Niska samoocena to problem, który doskwiera coraz szerszemu gronu osób. Wbrew pozorom każdy może z jego powodu cierpieć – zarówno nastolatek, jak i dorosły, nisko opłacany pracownik, jak i prezes wielkiej korporacji. Lekceważenie objawów i zaniechanie leczenia sprawi, że znacznie pogorszy się jakość naszego życia, dlatego też zdecydowanie warto zawczasu poszerzyć swoją wiedzę na ten temat i zareagować. Wobec tego co to jest samoocena, jakie są przyczyny niskiej samooceny i jak ją leczyć?

Co to jest samoocena?

Zanim pochylimy się nad kwestią niskiej samooceny, warto dokładnie określić, czym właściwie jest samoocena. Nie bez powodu bowiem tak wiele osób wyszukuje frazy „samoocena definicja” czy „samoocena psychologia”. Termin ten co prawda może wydawać się dość intuicyjny, ale, jsk to bywa często w psychologii, sprawa jest bardziej skomplikowana niż może się na pierwszy rzut oka wydawać. Więc co to jest samoocena?

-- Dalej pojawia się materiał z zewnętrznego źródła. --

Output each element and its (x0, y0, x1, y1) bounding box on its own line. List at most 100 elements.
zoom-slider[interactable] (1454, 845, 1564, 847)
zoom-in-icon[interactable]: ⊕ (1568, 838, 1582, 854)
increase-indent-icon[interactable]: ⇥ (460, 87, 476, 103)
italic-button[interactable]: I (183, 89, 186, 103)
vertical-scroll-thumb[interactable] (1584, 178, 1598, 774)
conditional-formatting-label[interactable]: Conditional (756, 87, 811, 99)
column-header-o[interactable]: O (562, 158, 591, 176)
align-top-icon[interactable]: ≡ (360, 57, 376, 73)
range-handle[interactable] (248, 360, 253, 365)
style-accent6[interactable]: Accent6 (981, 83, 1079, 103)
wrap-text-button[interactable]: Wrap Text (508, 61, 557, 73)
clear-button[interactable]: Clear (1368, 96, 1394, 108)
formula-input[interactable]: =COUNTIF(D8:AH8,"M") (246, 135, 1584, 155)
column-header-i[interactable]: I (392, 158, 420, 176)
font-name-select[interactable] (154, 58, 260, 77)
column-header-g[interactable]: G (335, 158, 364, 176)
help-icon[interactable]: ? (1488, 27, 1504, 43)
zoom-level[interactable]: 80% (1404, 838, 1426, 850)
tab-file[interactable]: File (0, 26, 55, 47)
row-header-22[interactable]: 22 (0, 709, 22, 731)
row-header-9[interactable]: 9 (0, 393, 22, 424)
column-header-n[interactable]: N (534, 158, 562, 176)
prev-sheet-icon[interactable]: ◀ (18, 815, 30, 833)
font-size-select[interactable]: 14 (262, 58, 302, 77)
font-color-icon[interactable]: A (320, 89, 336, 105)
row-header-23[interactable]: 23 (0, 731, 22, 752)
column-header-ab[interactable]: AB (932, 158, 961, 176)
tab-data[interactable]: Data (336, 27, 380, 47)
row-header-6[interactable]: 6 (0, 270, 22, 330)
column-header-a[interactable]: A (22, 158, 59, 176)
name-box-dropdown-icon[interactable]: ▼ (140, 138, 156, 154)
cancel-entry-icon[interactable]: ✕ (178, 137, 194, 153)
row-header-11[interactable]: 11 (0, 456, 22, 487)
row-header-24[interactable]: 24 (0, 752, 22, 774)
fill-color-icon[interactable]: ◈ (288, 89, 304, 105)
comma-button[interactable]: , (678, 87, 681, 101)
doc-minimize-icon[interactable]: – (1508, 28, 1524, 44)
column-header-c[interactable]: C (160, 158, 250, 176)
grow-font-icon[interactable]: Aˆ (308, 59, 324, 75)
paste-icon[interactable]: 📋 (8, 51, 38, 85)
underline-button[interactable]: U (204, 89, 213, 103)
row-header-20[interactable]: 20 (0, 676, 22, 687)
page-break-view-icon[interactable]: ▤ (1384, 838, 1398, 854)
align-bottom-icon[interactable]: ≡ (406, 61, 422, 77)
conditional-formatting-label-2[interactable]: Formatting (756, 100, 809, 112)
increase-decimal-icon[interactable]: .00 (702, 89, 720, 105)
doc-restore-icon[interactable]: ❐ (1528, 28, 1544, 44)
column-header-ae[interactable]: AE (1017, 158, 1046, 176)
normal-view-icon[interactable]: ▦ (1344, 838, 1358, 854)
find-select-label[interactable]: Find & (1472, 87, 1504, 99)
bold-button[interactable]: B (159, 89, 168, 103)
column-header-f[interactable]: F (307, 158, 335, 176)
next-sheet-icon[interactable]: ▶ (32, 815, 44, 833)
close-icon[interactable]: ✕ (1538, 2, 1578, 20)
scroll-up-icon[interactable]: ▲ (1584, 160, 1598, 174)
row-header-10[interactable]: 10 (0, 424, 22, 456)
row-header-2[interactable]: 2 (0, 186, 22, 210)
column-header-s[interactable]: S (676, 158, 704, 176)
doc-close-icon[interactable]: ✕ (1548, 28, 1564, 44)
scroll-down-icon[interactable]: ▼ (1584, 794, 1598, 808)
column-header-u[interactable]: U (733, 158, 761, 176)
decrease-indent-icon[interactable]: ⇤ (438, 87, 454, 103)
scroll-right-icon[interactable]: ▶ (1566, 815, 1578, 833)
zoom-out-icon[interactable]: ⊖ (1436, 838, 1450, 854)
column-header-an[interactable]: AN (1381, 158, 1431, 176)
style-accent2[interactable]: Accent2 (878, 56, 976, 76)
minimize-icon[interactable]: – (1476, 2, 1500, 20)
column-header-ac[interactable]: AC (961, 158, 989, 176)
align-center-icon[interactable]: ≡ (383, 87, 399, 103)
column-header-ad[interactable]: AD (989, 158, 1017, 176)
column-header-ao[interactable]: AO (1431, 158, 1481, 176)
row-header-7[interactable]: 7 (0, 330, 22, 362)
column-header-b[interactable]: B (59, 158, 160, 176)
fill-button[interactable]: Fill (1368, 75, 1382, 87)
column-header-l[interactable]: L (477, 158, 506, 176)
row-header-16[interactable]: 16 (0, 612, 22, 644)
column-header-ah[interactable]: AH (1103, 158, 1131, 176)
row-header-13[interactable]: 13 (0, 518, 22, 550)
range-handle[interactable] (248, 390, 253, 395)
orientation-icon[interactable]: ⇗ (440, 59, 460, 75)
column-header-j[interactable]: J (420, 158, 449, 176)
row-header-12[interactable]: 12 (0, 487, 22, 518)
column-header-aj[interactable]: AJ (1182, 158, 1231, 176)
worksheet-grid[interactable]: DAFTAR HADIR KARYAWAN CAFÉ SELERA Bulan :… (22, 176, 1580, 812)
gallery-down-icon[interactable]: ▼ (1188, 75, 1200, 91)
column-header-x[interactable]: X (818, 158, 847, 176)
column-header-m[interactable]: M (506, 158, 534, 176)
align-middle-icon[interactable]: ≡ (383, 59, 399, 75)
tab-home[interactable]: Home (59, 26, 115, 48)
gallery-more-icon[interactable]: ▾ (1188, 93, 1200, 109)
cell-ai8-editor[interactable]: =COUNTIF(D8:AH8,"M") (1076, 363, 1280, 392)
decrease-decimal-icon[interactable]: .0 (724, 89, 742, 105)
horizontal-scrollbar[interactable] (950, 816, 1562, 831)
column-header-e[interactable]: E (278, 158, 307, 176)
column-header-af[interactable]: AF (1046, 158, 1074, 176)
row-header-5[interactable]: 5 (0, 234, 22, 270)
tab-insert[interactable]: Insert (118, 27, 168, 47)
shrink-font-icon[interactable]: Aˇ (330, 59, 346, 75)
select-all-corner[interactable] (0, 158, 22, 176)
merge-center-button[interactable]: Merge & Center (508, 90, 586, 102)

Samoocena to, jak wskazuje już sama nazwa, sposób, w jaki sami siebie postrzegamy i oceniamy. Czy wydaje nam się, że jesteśmy utalentowani, sympatyczni, przyjaźni, czy może wydaje nam się, że jesteśmy nieatrakcyjni, nudni, mało zabawni? Samoocena nigdy nie będzie do końca obiektywna, z racji, że z jednej strony znamy siebie samych lepiej niż zna nas ktokolwiek inny, a z drugiej – fakt, że sprawa dotyczy nas samych, często zaburza naszą perspektywę. Na przykład wyolbrzymiamy swoje wady, które innym osobom nie przeszkadzają lub nawet nie są one przez nie zauważane, a minimalizujemy zalety i zasługi.

O zaburzeniach samooceny możemy mówić, kiedy w jasny sposób dochodzi do odchylenia od normy. Nie ma ludzi idealnych, nie ma też (a przynajmniej rzadko się zdarzają) ludzi okropnych do szpiku kości. Zdrowa samoocena powinna leżeć gdzieś w środku – wymaga wiedzy na temat swoich wad i pracy nad nimi, a także kultywowania swoich zalet.

Jeśli myślimy o sobie w samych negatywach bądź w samych negatywach, może mieć to dla nas bardzo nieprzyjemne skutki. O objawach niskiej samooceny i tym, jak wpływają one na życie przeczytacie w dalszej części tego artykułu. Jeśli zaś chodzi o zawyżoną samoocenę, to objawia się ona między innymi nieprzyjmowaniem jakiejkolwiek krytyki i odczuwaniem poczucia wyższości nad innymi. Trzeba wskazać, że wysoka samoocena a zawyżona samoocena to nie to samo.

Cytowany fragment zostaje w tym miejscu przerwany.